Despite the highly touted ability to “let your imagination run wild,” Create is on its firmest footing when it’s focused less on encouraging players to follow their bliss, and more on tried-and-true challenge modes. Scoretacular is a “transport object X to location Y” task begging to be disrupted. Players toss proximity mines, blimps, and monster trucks into the mix in hopes of big explosions and bigger scores. Contraption-O-Matic does The Incredible Machine one better, supplying all the moving parts necessary to construct a jury-rigged vehicle with the responsibility of hauling moon-rocks, bridging gaps, or both.

The levels ratchet up the difficulty almost imperceptibly at first, and “sparks”—necessary for advancing across the game’s 10 boards—are plentiful, accessible, and awarded for the smallest accomplishments, such as sprucing up the joint with a fresh lick of paint and a go-cart or two. Later, the game’s dedication to open-ended solutions that reward lucky flukes of physics and inspiration alike tips toward the happy-accident end of the spectrum, and success in crossing a particularly tricky gap or placing a land mine in the perfect spot to pop a balloon is decided by microns, not mental acuity. At this point, it’s either go back to the drawing board, or adjust, then re-adjust, ad nauseam.
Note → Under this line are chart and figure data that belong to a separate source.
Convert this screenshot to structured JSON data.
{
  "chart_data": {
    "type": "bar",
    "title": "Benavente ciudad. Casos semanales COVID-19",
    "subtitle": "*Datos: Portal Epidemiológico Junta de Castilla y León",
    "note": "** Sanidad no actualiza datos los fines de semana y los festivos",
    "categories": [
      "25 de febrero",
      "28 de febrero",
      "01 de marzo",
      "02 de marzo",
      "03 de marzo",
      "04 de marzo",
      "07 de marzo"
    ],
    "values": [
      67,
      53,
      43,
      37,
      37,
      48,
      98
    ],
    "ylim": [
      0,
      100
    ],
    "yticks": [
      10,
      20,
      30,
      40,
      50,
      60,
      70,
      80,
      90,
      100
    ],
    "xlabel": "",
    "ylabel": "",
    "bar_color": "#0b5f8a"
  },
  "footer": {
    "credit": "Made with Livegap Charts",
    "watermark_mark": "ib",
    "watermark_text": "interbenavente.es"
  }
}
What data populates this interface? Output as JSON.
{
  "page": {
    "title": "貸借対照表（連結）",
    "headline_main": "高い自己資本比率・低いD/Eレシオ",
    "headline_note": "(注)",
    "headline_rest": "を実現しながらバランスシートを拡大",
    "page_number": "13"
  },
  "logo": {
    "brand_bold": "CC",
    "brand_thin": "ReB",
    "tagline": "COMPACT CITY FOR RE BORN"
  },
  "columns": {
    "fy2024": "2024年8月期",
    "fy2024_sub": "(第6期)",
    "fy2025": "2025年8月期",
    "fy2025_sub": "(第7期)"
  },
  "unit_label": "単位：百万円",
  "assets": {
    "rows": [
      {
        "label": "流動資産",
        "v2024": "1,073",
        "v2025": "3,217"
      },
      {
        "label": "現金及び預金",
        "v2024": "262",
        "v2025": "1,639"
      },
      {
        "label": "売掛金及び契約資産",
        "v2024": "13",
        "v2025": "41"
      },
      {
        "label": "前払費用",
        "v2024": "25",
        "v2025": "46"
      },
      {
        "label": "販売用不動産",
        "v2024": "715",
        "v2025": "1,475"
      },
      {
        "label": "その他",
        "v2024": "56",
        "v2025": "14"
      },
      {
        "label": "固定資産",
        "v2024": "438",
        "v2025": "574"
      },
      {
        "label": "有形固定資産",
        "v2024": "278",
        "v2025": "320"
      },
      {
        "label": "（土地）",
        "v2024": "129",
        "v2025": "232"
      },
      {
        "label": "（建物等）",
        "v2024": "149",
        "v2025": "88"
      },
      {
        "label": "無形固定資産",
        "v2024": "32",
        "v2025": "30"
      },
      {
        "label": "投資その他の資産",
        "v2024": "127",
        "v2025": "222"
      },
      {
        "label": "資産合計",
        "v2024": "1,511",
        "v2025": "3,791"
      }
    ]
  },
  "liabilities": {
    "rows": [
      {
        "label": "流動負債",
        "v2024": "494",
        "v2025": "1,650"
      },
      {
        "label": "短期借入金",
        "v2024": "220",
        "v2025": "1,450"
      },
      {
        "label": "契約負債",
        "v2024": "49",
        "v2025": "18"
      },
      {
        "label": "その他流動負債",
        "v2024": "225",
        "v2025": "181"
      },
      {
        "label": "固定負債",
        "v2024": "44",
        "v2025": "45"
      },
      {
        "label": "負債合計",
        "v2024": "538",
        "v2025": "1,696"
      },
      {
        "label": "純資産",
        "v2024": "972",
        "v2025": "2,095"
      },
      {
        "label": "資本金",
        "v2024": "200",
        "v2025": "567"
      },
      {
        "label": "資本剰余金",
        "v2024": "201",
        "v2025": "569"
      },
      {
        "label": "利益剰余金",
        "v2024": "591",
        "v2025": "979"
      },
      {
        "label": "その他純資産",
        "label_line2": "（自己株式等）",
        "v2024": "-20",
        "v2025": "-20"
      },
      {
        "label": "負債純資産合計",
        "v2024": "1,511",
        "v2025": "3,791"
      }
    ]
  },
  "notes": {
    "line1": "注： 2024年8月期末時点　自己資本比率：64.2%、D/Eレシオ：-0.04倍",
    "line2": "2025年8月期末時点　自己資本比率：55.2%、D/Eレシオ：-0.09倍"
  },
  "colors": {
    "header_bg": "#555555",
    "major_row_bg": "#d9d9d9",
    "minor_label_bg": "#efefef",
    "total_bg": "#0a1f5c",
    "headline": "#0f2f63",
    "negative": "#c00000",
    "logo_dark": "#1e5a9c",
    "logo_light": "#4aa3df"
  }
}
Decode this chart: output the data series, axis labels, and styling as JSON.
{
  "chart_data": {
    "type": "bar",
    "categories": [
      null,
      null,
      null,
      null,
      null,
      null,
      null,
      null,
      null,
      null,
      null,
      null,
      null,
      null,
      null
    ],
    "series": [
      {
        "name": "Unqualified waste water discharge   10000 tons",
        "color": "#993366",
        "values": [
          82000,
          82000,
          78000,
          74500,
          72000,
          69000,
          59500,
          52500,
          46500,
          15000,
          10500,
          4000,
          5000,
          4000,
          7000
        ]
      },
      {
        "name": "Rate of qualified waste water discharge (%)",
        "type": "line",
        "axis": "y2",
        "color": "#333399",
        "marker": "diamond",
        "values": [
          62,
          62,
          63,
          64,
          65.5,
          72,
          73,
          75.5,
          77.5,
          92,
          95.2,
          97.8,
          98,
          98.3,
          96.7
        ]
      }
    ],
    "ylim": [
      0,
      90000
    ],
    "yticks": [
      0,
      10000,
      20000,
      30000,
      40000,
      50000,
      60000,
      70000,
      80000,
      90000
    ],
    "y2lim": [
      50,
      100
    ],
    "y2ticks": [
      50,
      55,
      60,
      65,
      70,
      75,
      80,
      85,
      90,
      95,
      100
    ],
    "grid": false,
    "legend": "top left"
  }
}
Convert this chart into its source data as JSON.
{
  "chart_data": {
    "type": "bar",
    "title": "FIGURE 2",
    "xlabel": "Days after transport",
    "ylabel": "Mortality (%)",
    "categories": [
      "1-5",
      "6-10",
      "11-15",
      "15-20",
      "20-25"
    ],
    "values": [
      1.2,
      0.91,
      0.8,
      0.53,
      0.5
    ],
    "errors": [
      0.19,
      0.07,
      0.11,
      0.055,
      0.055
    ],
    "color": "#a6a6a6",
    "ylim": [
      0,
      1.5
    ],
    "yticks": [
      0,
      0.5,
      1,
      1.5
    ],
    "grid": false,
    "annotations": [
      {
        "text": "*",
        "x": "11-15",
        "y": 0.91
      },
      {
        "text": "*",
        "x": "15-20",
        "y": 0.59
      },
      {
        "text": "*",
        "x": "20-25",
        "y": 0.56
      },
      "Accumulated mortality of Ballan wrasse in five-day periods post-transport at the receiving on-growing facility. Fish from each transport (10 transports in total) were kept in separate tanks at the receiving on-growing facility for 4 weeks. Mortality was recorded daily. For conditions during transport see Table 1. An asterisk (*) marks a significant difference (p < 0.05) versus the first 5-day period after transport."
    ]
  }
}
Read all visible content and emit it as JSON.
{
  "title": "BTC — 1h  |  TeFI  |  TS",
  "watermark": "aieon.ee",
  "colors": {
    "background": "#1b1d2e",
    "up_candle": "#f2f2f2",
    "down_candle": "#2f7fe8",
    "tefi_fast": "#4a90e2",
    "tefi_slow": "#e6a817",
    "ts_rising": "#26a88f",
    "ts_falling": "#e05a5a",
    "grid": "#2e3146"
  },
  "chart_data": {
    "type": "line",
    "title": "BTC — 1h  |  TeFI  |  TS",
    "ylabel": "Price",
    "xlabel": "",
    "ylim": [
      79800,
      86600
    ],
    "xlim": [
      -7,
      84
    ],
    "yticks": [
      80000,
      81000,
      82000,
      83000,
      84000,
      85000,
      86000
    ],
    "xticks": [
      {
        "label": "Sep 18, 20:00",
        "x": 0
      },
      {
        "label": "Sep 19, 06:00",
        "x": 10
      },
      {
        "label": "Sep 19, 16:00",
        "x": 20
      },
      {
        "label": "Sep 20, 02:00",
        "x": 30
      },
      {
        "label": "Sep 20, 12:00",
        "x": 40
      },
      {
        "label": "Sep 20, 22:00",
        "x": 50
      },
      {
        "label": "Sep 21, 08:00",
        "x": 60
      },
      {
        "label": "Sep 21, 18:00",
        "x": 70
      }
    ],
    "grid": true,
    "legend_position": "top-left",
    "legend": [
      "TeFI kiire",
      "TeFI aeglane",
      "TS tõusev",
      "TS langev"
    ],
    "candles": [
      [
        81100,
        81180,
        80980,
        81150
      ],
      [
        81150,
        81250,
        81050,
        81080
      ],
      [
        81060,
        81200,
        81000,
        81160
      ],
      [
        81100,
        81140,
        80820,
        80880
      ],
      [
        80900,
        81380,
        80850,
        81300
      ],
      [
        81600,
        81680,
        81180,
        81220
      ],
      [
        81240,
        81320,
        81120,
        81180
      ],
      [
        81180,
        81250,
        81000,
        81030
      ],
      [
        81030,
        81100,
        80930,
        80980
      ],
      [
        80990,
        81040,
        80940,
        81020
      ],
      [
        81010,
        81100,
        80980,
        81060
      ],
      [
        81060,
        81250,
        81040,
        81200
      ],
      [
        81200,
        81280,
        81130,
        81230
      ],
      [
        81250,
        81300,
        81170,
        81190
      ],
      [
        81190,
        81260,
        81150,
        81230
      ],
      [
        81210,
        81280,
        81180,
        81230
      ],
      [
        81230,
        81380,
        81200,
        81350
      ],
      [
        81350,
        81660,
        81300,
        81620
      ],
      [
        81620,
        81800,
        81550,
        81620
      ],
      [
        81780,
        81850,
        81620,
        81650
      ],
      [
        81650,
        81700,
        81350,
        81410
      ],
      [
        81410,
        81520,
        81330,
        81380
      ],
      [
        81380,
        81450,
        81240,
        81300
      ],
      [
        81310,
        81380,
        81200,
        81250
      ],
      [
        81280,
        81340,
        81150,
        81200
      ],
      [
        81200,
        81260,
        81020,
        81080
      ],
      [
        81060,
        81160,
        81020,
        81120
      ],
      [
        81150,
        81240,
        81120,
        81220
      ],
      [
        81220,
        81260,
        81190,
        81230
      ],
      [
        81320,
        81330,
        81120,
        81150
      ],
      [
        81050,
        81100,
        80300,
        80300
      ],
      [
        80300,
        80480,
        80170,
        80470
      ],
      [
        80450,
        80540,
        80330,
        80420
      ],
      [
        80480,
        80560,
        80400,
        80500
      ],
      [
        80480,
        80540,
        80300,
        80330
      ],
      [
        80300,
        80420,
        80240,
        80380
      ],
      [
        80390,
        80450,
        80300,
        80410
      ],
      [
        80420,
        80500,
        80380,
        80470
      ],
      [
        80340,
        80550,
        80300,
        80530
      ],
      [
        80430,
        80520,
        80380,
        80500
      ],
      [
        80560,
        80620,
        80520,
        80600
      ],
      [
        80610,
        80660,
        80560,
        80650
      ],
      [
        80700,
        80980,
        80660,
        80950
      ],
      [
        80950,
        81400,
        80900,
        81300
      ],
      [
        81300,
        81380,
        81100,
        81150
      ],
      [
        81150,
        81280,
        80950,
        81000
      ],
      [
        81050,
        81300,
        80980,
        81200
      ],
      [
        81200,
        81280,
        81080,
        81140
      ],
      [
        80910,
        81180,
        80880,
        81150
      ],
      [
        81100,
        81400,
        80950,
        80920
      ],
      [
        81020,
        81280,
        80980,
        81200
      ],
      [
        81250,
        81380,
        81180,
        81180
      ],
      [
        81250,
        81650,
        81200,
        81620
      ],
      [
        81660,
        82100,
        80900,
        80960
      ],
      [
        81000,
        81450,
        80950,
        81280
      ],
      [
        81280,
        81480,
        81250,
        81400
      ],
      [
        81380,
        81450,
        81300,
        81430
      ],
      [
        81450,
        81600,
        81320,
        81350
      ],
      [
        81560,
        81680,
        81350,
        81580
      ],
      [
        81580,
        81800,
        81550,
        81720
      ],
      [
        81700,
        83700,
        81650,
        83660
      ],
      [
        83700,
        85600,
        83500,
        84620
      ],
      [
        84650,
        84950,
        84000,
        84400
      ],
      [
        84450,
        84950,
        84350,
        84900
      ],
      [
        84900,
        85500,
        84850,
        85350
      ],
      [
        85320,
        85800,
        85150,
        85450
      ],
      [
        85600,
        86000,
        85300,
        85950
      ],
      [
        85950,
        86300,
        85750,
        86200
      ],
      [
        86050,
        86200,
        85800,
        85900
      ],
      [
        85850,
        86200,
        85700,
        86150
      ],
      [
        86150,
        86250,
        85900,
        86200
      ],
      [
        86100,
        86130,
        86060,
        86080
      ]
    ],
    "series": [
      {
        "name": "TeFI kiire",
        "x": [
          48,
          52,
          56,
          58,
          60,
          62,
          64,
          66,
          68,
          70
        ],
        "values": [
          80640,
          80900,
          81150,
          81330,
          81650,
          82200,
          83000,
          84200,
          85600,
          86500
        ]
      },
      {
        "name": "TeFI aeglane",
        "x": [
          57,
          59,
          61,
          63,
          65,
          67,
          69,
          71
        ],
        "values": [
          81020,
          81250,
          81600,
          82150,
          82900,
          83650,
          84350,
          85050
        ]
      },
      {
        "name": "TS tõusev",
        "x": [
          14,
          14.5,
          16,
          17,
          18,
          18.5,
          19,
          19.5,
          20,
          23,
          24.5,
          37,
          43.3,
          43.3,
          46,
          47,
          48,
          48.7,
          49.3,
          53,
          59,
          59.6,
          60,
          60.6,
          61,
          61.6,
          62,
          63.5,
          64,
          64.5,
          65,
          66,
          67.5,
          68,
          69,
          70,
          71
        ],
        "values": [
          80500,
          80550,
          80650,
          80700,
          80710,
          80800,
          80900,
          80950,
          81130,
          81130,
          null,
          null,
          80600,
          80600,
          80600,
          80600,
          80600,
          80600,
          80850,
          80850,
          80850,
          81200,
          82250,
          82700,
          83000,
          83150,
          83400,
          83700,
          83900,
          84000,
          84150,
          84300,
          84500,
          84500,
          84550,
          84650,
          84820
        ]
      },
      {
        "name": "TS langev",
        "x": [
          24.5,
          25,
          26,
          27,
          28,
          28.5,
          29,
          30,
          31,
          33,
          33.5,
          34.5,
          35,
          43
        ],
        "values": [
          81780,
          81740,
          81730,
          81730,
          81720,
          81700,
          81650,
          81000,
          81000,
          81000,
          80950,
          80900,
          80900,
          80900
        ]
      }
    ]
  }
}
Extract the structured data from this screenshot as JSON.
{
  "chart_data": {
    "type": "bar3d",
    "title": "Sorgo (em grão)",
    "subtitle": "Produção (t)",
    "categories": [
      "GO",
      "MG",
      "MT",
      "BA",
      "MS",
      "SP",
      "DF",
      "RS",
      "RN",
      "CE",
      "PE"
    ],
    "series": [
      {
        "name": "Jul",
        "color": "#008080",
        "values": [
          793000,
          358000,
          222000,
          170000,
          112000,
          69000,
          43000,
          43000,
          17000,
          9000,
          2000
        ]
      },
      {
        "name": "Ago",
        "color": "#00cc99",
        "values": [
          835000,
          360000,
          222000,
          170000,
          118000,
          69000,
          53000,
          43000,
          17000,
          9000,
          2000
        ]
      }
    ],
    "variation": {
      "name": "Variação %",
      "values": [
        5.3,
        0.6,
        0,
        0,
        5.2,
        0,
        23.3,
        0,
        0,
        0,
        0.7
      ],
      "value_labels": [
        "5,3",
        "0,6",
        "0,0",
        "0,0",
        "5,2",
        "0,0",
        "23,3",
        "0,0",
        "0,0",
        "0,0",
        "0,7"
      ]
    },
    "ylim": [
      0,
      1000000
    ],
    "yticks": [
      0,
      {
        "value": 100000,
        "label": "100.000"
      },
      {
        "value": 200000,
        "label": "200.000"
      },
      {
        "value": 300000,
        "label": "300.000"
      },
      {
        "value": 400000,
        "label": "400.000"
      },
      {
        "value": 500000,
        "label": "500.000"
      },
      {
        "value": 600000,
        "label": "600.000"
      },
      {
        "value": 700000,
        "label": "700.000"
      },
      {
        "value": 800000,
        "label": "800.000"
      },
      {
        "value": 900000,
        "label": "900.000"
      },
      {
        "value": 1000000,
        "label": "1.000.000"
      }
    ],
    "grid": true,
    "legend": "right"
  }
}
Sharing gadgets online to see who can improvise the most cumbersome mechanism, the most elegant solution, or the most CPU-taxing staging area is encouraged, but this is another of the game’s features that feels audience-less. More than anything, Create’s credo of supplying a place for imagination to flourish feels ill-conceived, like placing a toddler in a sandbox, telling her to do whatever her heart desires, then showing her the blueprints for what you’re expecting.